Sur la réalisation du film de super-héros Marvel 2021 – et, pour la première fois de sa carrière professionnelle, entrer dans un espace où presque tout le monde était asiatique
C'était une de ces choses dont je ne savais pas vraiment qu'elle me manquait jusqu'à ce que cela arrive. … Il y avait quelque chose dans le décor qui me paraissait simple, si confortable – de pouvoir avoir des conversations avec des gens qui comprennent parfaitement à quoi ressemble ma grand-mère et à quoi ressemble le fait de grandir dans une culture asiatique. Je ne savais donc pas que cet aspect de moi-même pouvait faire partie de mon cinéma. Vous savez, j'ai toujours en quelque sorte compartimenté mon éducation, ma culture et mon enfance à Hawaï comme une chose distincte de mon expérience de cinéaste – jusqu'à ce que je sois sur le tournage de C'était très spécial.
Sur sa relation complexe avec son père
Je pense qu’à bien des égards, la plupart de mes films ont quelque chose à voir avec mon père.
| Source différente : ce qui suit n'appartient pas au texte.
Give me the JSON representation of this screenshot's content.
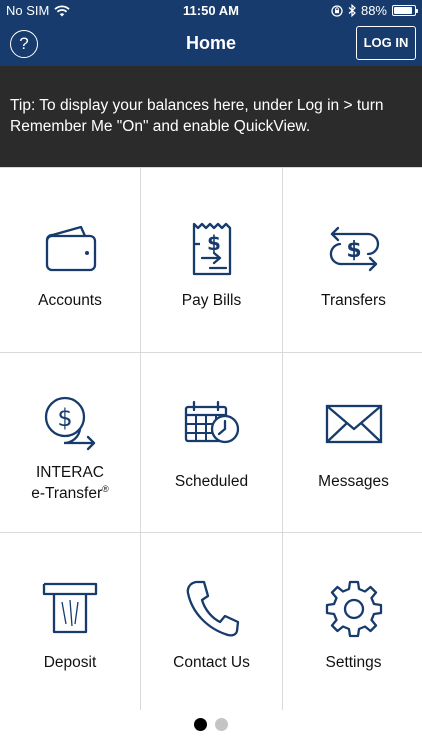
{
  "status_bar": {
    "carrier": "No SIM",
    "time": "11:50 AM",
    "battery": "88%",
    "battery_level": 0.88
  },
  "header": {
    "help_label": "?",
    "title": "Home",
    "login_label": "LOG IN",
    "bar_color": "#173b6c"
  },
  "tip": {
    "text": "Tip: To display your balances here, under Log in > turn Remember Me \"On\" and enable QuickView."
  },
  "tiles": [
    {
      "label": "Accounts",
      "icon": "wallet-icon"
    },
    {
      "label": "Pay Bills",
      "icon": "bill-icon"
    },
    {
      "label": "Transfers",
      "icon": "transfer-icon"
    },
    {
      "label_line1": "INTERAC",
      "label_line2": "e-Transfer",
      "label_mark": "®",
      "icon": "etransfer-icon"
    },
    {
      "label": "Scheduled",
      "icon": "calendar-clock-icon"
    },
    {
      "label": "Messages",
      "icon": "envelope-icon"
    },
    {
      "label": "Deposit",
      "icon": "atm-deposit-icon"
    },
    {
      "label": "Contact Us",
      "icon": "phone-icon"
    },
    {
      "label": "Settings",
      "icon": "gear-icon"
    }
  ],
  "pager": {
    "current_page": 1,
    "total_pages": 2
  },
  "colors": {
    "icon_navy": "#173b6c",
    "tip_background": "#2b2b2b"
  }
}
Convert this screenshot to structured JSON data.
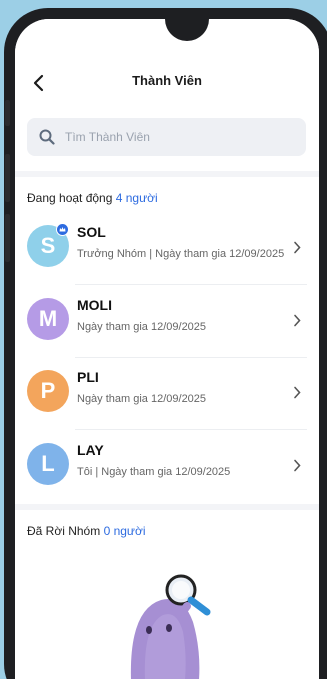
{
  "header": {
    "title": "Thành Viên"
  },
  "search": {
    "placeholder": "Tìm Thành Viên"
  },
  "active_section": {
    "label": "Đang hoạt động",
    "count": "4 người"
  },
  "members": [
    {
      "name": "SOL",
      "subtitle": "Trưởng Nhóm | Ngày tham gia 12/09/2025",
      "initial": "S",
      "color": "#8fd0ea"
    },
    {
      "name": "MOLI",
      "subtitle": "Ngày tham gia 12/09/2025",
      "initial": "M",
      "color": "#b59be6"
    },
    {
      "name": "PLI",
      "subtitle": "Ngày tham gia 12/09/2025",
      "initial": "P",
      "color": "#f3a55c"
    },
    {
      "name": "LAY",
      "subtitle": "Tôi | Ngày tham gia 12/09/2025",
      "initial": "L",
      "color": "#7fb3ea"
    }
  ],
  "left_section": {
    "label": "Đã Rời Nhóm",
    "count": "0 người"
  },
  "colors": {
    "accent": "#2d6be0",
    "background": "#9ccfe6"
  }
}
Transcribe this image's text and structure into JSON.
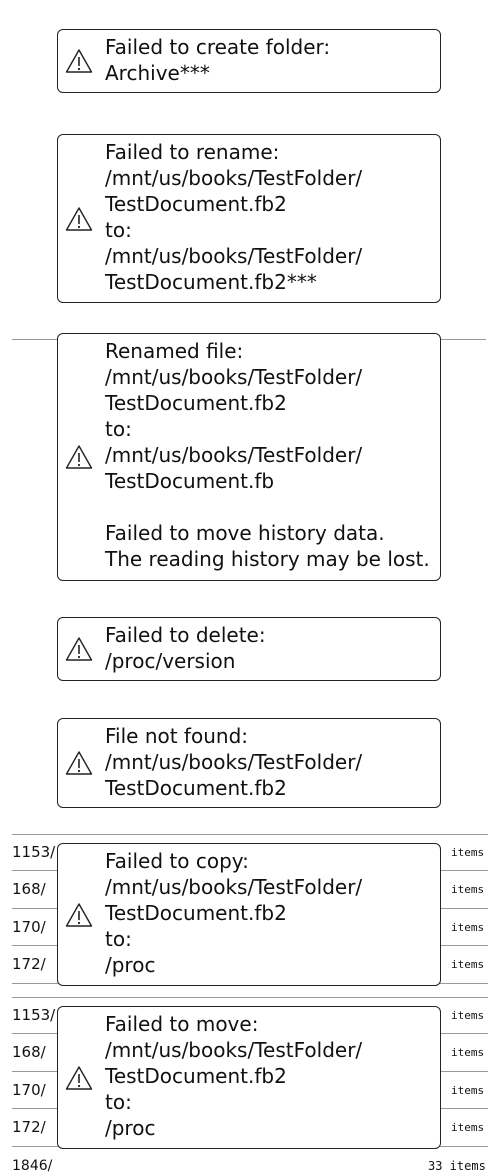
{
  "dialogs": [
    {
      "icon": "warning-icon",
      "message": "Failed to create folder:\nArchive***"
    },
    {
      "icon": "warning-icon",
      "message": "Failed to rename:\n/mnt/us/books/TestFolder/\nTestDocument.fb2\nto:\n/mnt/us/books/TestFolder/\nTestDocument.fb2***"
    },
    {
      "icon": "warning-icon",
      "message": "Renamed file:\n/mnt/us/books/TestFolder/\nTestDocument.fb2\nto:\n/mnt/us/books/TestFolder/\nTestDocument.fb\n\nFailed to move history data.\nThe reading history may be lost."
    },
    {
      "icon": "warning-icon",
      "message": "Failed to delete:\n/proc/version"
    },
    {
      "icon": "warning-icon",
      "message": "File not found:\n/mnt/us/books/TestFolder/\nTestDocument.fb2"
    },
    {
      "icon": "warning-icon",
      "message": "Failed to copy:\n/mnt/us/books/TestFolder/\nTestDocument.fb2\nto:\n/proc"
    },
    {
      "icon": "warning-icon",
      "message": "Failed to move:\n/mnt/us/books/TestFolder/\nTestDocument.fb2\nto:\n/proc"
    }
  ],
  "file_list_1": [
    {
      "name": "1153/",
      "count": "items"
    },
    {
      "name": "168/",
      "count": "items"
    },
    {
      "name": "170/",
      "count": "items"
    },
    {
      "name": "172/",
      "count": "items"
    }
  ],
  "file_list_2": [
    {
      "name": "1153/",
      "count": "items"
    },
    {
      "name": "168/",
      "count": "items"
    },
    {
      "name": "170/",
      "count": "items"
    },
    {
      "name": "172/",
      "count": "items"
    }
  ],
  "partial_row": {
    "name": "1846/",
    "count": "33 items"
  }
}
Mon père était un homme très passionné… et pouvait aussi être très sombre et très colérique. Et, vous savez, cela dépend du père que vous allez avoir ce jour-là. J'ai grandi en apprenant, avec mes frères et sœurs, à naviguer dans ces émotions – ces véritables pics et vallées intenses. Et quand mon père rentrait à la maison, j’ai appris à devenir très sensible à l’état dans lequel il se trouvait. …
Donc à part mon amour du cinéma, mon expérience avec mon père… m'a vraiment permis de n'avoir peur de personne. … Cela m'a également permis de créer inconsciemment cette capacité de ressentir les émotions des autres, que j'utilise tout le temps en tant que réalisateur. Dès qu’un acteur entre sur le plateau, j’ai l’impression de savoir dans quel état il se trouve et de savoir ce dont il a besoin. J'ai appris à faire tomber une situation très intense. J’ai l’impression que c’était un homme très merveilleux et troublé, mais je suis très reconnaissant de l’avoir eu comme père.
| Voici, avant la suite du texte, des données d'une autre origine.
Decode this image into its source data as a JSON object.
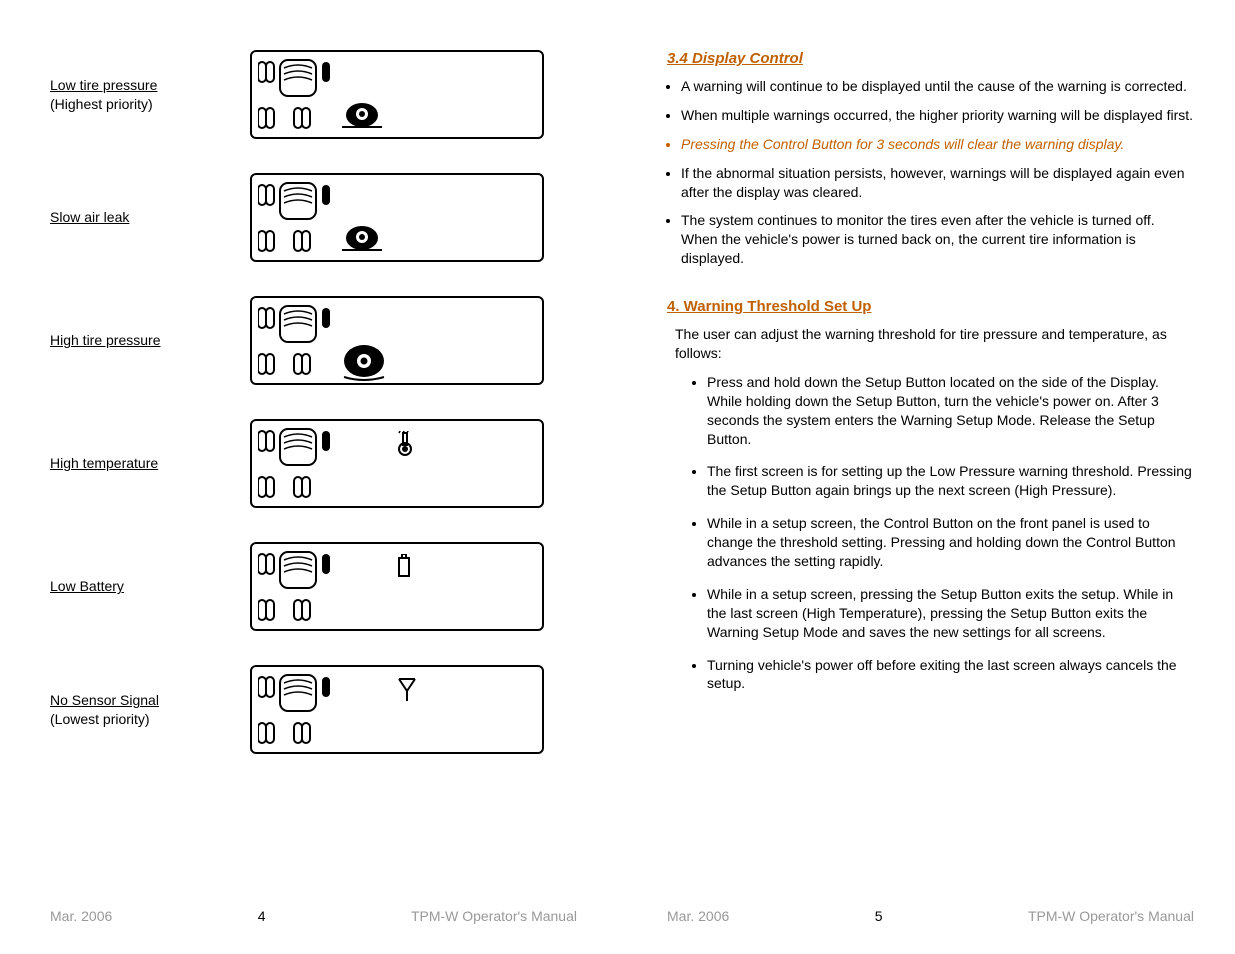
{
  "left_page": {
    "warnings": [
      {
        "title": "Low tire pressure",
        "sub": "(Highest priority)",
        "variant": "flat_tire"
      },
      {
        "title": "Slow air leak",
        "sub": "",
        "variant": "flat_tire"
      },
      {
        "title": "High tire pressure",
        "sub": "",
        "variant": "big_tire"
      },
      {
        "title": "High temperature",
        "sub": "",
        "variant": "thermometer"
      },
      {
        "title": "Low Battery",
        "sub": "",
        "variant": "battery"
      },
      {
        "title": "No Sensor Signal",
        "sub": "(Lowest priority)",
        "variant": "antenna"
      }
    ],
    "footer": {
      "date": "Mar. 2006",
      "page_num": "4",
      "manual": "TPM-W Operator's Manual"
    }
  },
  "right_page": {
    "section_34": {
      "heading": "3.4 Display Control",
      "bullets": [
        {
          "text": "A warning will continue to be displayed until the cause of the warning is corrected.",
          "style": "normal"
        },
        {
          "text": "When multiple warnings occurred, the higher priority warning will be displayed first.",
          "style": "normal"
        },
        {
          "text": "Pressing the Control Button for 3 seconds will clear the warning display.",
          "style": "orange_italic"
        },
        {
          "text": "If the abnormal situation persists, however, warnings will be displayed again even after the display was cleared.",
          "style": "normal"
        },
        {
          "text": "The system continues to monitor the tires even after the vehicle is turned off. When the vehicle's power is turned back on, the current tire information is displayed.",
          "style": "normal"
        }
      ]
    },
    "section_4": {
      "heading": "4. Warning Threshold Set Up",
      "intro": "The user can adjust the warning threshold for tire pressure and temperature, as follows:",
      "bullets": [
        "Press and hold down the Setup Button located on the side of the Display. While holding down the Setup Button, turn the vehicle's power on. After 3 seconds the system enters the Warning Setup Mode. Release the Setup Button.",
        "The first screen is for setting up the Low Pressure warning threshold. Pressing the Setup Button again brings up the next screen (High Pressure).",
        "While in a setup screen, the Control Button on the front panel is used to change the threshold setting. Pressing and holding down the Control Button advances the setting rapidly.",
        "While in a setup screen, pressing the Setup Button exits the setup. While in the last screen (High Temperature), pressing the Setup Button exits the Warning Setup Mode and saves the new settings for all screens.",
        "Turning vehicle's power off before exiting the last screen always cancels the setup."
      ]
    },
    "footer": {
      "date": "Mar. 2006",
      "page_num": "5",
      "manual": "TPM-W Operator's Manual"
    }
  }
}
Sur les lignes directrices de son travail
J'ai l'impression d'explorer l'idée de famille de différentes manières. … l'idée de famille et de communauté est vraiment au cœur de ce film. Je suis toujours intéressé par ce qui arrive à une personne lorsqu'elle est en dehors de sa famille et de sa communauté, et par l'importance de ce lien avec des personnes qui savent vraiment qui vous êtes, avec lesquelles vous pouvez être pleinement vous-même. Pour moi, cela est toujours resté l’aspect le plus puissant de ma vie : rester en contact avec les gens qui me connaissent vraiment.